Sosyal sorumluluk projelerinizden de kısaca bahseder misiniz?

Katılım bankacılığı faaliyetlerimizi toplum için değer üretmeye odaklanan sorumluluk anlayışının bir yansıması olarak görüyoruz. Bu amaçla faaliyetlerimizi sürdürürken “Sürdürülebilirlik ve Kurumsal Sosyal Sorumluluk” alanlarına önem veriyoruz. KSS projeleri kapsamında katılım bankalarımız; eğitim, sağlık, çevre vb. alanlara öncelik veriyor, insana ve çevreye duyarlı, ekonomik ve küresel kalkınmaya destek olacak sosyal sorumluluk projeleri üreterek bu alandaki çalışmalarını sürdürmeye devam ediyor. Birlik olarak ise, kültürel değerlerimizin korunması amacıyla “Başkentlerimizden-Anadolu’da Türk Şehirciliği” adlı 7 bölümlük belgesel dizi çekimi yapıldı.

Aynı zamanda hanehalkı tasarruf bilincinin artırılması, harcamalarının bütçelerine göre yapılması ve her türlü kişiye özel şifrelerin koruma alışkanlığını sağlamak amacıyla paydaşlarımızla birlikte 3 adet kamu spotu da hazırlanarak TV kanallarında yayınlandı. Birliğimiz ile Türkiye Diyanet Vakfı (TDV) arasında 26 Aralık 2018 tarihinde yapılan bağış protokolü çerçevesinde Bursa’da bir yurt binası satın alınarak TDV’ye bağış yapıldı. Aynı zamanda, Birlik olarak eğitime yatırımın, geleceğe yatırım olduğu bilinciyle yüksek lisans ve doktora programı öğrencilerine karşılıksız öğrenim bursu sağlayarak, katılım bankacılığının geleceğini şekillendirecek gençlerin yanında olmaya devam ediyoruz.
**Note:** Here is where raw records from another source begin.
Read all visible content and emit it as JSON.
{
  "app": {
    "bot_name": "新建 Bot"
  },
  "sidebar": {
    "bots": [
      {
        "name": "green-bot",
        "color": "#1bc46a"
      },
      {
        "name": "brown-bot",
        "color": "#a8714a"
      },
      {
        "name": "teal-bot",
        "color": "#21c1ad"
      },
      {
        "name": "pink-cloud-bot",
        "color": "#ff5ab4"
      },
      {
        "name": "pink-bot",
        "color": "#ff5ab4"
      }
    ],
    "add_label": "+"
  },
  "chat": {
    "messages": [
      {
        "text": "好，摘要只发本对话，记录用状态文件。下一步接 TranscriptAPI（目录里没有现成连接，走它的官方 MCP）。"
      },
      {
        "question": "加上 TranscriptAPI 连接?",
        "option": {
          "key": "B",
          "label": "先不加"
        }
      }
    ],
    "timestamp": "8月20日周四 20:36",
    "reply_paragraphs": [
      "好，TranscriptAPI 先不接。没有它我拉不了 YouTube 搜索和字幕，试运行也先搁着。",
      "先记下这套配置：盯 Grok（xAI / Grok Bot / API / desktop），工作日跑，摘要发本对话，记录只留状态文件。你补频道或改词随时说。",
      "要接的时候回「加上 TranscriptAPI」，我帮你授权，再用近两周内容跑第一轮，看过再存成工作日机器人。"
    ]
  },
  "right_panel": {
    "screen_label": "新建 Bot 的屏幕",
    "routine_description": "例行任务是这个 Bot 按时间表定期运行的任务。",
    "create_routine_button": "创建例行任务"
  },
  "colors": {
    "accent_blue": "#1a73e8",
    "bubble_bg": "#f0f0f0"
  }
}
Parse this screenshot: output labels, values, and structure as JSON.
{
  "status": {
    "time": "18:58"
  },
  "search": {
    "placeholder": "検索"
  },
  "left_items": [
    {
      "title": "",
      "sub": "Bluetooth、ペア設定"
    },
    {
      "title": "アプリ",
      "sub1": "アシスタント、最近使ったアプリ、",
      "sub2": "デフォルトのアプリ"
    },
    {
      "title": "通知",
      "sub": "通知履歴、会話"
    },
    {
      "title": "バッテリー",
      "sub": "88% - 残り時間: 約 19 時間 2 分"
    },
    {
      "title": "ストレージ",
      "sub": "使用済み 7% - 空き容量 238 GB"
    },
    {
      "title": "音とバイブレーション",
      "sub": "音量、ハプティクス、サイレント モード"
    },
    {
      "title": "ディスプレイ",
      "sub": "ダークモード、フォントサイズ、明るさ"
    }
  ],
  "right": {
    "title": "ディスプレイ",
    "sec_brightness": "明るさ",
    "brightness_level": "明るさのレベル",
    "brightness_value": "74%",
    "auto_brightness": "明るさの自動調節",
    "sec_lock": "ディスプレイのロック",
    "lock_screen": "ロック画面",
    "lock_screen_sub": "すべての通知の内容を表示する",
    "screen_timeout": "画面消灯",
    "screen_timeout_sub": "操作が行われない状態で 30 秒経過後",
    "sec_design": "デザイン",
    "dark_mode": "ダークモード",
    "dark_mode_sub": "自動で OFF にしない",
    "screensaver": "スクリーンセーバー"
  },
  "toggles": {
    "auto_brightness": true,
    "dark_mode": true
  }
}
TKBB olarak kısa ve uzun vadedeki hedeflerinizi öğrenebilir miyiz?

Katılım bankacılığının sağlıklı ve sürdürebilir şekilde gelişmesi misyonunda, günümüz bankacılık koşullarının değişimi ve yeni tip koronavirüs (COVID-19) salgınının bankacılık sektöründe kurumsal/bireysel müşteri davranışlarında yarattığı değişiklikler dikkate alındığında önceki dönemde varolan Strateji Belgemiz üzerinde güncelleme ihtiyacı oluştu. Birliğimiz ile EY Türkiye Danışmanlığında 2020 yılının son çeyreğini kapsayan dönemde ilgili rapor çalışmamız güncellendi. Güncellenen strateji raporu çalışmalarında; katılım bankacılığı küresel ve yerel mevcut durumun incelenmesi, 2015 yılında tanımlanmış eylemlerin mevcut statülerinin belirlenmesi ve 2021- 2025 yıllarına ait dönemi kapsayacak şekilde yeni stratejilerin güncellemesi gerçekleşti. 2015 yılında belirlenmiş olan 2025 yılında yüzde 15 pazar payına ulaşma hedefi, güncellenen strateji raporumuzda da yerini koruyor. Strateji Belgesi’nde tanımlanan vizyon, misyon ve stratejik hedefler ekosistem paydaşları ile gözden geçirildi.

Yeni stratejik hedef ve aksiyonlar belirlenerek yol haritası ve sorumluluk matrisleri oluşturuldu. Güncellenen strateji raporunda “İletişim, Ekosistem, Ürün Çeşitliliği, Standartlar ve Yönetişim, Dijital ve Yetkinlik İnşası” olmak üzere altı temel stratejik hedef altında 10 strateji ve bu stratejilere bağlı 23 aksiyon belirlendi. Katılım bankacılığının hedef müşterileriyle olan iletişiminin güçlendirilmesi, katılım finans sistemi operasyonel süreçlerinin ve işleyişinin müşterilere etraflıca aktarılması, katılım bankacılığı ekosistem paydaşlarıyla olan işbirliği mekanizmalarının geliştirilmesi, dijital yetkinliğin artırılması, müşterilerin ihtiyaçlarını karşılayacak ürün çeşitliliğinin sağlanması ve bireylerin, sektör çalışanlarının katılım finans okuryazarlığının artırılması önümüzdeki beş yıllık dönem içerisinde temel odak alanları haline geldi.